George Lucas must have the deepest pockets of any independent filmmaker on the planet. He self-financed Red Tails — the epic passion project about the Tuskegee Airmen he’s been fighting to bring to the big screen for 23 years — with close to $100 million of his personal fortune. Today he’s got to be smiling, though, because it looks like his investment has a shot at paying off.
It’ll be an uphill battle, but Red Tails soared in its opening weekend with $19.1 million, well beyond what distributor 20th Century Fox anticipated. That beats the openings of previous aerial adventure films like Sky Captain and the World of Tomorrow ($15.6 million), Stealth ($13.3 million), and Flyboys ($6 million). Next week it’ll have to compete against Liam Neeson battling wolves in The Grey, but Red Tails’ 43% Friday-to-Saturday jump, robust $7,604 per-screen average, and solid “A” CinemaScore, despite mixed critical reviews, bodes well for its future financial prospects. If it performs anything like The Girl With the Dragon Tattoo, which also opened with a little over $19 million during the extended Christmas weekend, Lucas might just break even. With Black History Month just around the corner, continued interest in the story of the first African-American fighter pilot squad is very likely.
This success is hard won for Lucas and Red Tails director Anthony Hemingway. After the African-American-driven World War II film Miracle at St. Anna tanked at the box office with a cumulative $7.9 million domestic gross (and a $45 million production budget) in 2008, Hollywood became especially wary of financing expensive war movies built around largely unknown black actors. Even with Lucas’ support, no studio was willing to finance Red Tails. So he ponied up the $58 million production budget and $35 million distribution costs (plus an additional amount for marketing) himself.
“The thing is, a predominantly white story centered around the Second World War would not have the pressure on it that Miracle at St. Anna had,” Red Tails star David Oyelowo tells EW. “Or that Red Tails now has. When Miracle at St. Anna wasn’t a huge success, it became a signal to the studios that, ‘Oh, this doesn’t work.’ But if Black Hawk Down hadn’t worked, it wouldn’t have meant that Clint Eastwood’s war movies weren’t going to get made.”

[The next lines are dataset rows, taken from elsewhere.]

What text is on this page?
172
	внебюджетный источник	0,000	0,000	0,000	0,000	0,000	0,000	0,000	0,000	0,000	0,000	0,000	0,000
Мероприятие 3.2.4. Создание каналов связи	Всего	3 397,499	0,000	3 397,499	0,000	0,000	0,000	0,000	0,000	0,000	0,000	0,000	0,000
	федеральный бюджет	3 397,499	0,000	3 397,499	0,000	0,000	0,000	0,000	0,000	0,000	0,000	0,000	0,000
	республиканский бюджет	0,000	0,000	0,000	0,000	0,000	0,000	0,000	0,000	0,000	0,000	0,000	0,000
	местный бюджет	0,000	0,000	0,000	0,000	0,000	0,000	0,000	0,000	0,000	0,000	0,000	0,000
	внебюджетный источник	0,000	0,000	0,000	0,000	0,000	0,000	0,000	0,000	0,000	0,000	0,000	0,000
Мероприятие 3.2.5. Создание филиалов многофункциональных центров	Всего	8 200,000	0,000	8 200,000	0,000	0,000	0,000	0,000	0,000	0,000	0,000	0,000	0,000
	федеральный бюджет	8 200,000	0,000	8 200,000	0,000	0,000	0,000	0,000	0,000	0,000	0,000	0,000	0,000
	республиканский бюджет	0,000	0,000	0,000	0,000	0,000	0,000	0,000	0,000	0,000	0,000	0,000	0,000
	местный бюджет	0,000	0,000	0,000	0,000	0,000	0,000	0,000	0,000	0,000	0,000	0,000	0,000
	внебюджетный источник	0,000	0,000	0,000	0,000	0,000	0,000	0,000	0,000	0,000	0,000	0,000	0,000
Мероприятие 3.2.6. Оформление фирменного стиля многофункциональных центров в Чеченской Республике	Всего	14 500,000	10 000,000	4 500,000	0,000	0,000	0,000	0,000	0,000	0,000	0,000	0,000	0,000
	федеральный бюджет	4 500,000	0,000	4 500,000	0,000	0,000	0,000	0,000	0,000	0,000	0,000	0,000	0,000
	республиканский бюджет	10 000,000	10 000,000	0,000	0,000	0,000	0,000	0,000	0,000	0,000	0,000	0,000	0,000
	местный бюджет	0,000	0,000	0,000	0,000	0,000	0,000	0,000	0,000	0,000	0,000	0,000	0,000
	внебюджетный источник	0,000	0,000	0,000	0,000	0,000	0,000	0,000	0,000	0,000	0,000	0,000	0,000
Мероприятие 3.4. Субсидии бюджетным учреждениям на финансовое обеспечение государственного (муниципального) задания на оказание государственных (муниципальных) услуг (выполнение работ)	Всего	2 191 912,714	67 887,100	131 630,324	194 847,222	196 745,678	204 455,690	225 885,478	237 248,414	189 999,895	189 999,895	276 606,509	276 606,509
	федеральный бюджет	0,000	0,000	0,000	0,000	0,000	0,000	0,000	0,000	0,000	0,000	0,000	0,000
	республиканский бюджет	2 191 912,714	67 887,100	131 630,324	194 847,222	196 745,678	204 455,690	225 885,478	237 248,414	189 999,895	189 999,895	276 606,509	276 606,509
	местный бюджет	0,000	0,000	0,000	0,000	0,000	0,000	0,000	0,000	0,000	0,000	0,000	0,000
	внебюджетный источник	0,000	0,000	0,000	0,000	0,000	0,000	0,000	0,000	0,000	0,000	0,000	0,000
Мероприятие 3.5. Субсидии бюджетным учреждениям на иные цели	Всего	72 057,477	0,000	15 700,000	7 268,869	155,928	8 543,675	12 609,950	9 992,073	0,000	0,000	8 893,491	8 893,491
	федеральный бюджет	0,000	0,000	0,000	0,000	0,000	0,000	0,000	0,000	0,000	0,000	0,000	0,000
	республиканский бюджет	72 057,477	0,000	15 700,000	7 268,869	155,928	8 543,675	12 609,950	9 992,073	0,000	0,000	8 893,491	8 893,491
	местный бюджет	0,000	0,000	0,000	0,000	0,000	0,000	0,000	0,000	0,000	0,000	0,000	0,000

If Red Tails had relied on studio financing, odds are the film would have needed a bigger marquee name attached, like Denzel Washington, Samuel L. Jackson, or Will Smith. But like he did with American Graffiti and Star Wars, Lucas opted for a younger cast built around up-and-comers like Oyelowo (The Help, Rise of the Planet of the Apes), Leslie Odom (Smash), and Michael B. Jordan (Friday Night Lights), with Terrence Howard and Cuba Gooding Jr. as the only Hollywood veterans on hand. “If this had been studio financed,” Oyelowo says, “These actors would have been older because they would have needed established names. And, let’s face it, African-American actors very rarely get to be established names until they are in their 40s or beyond.”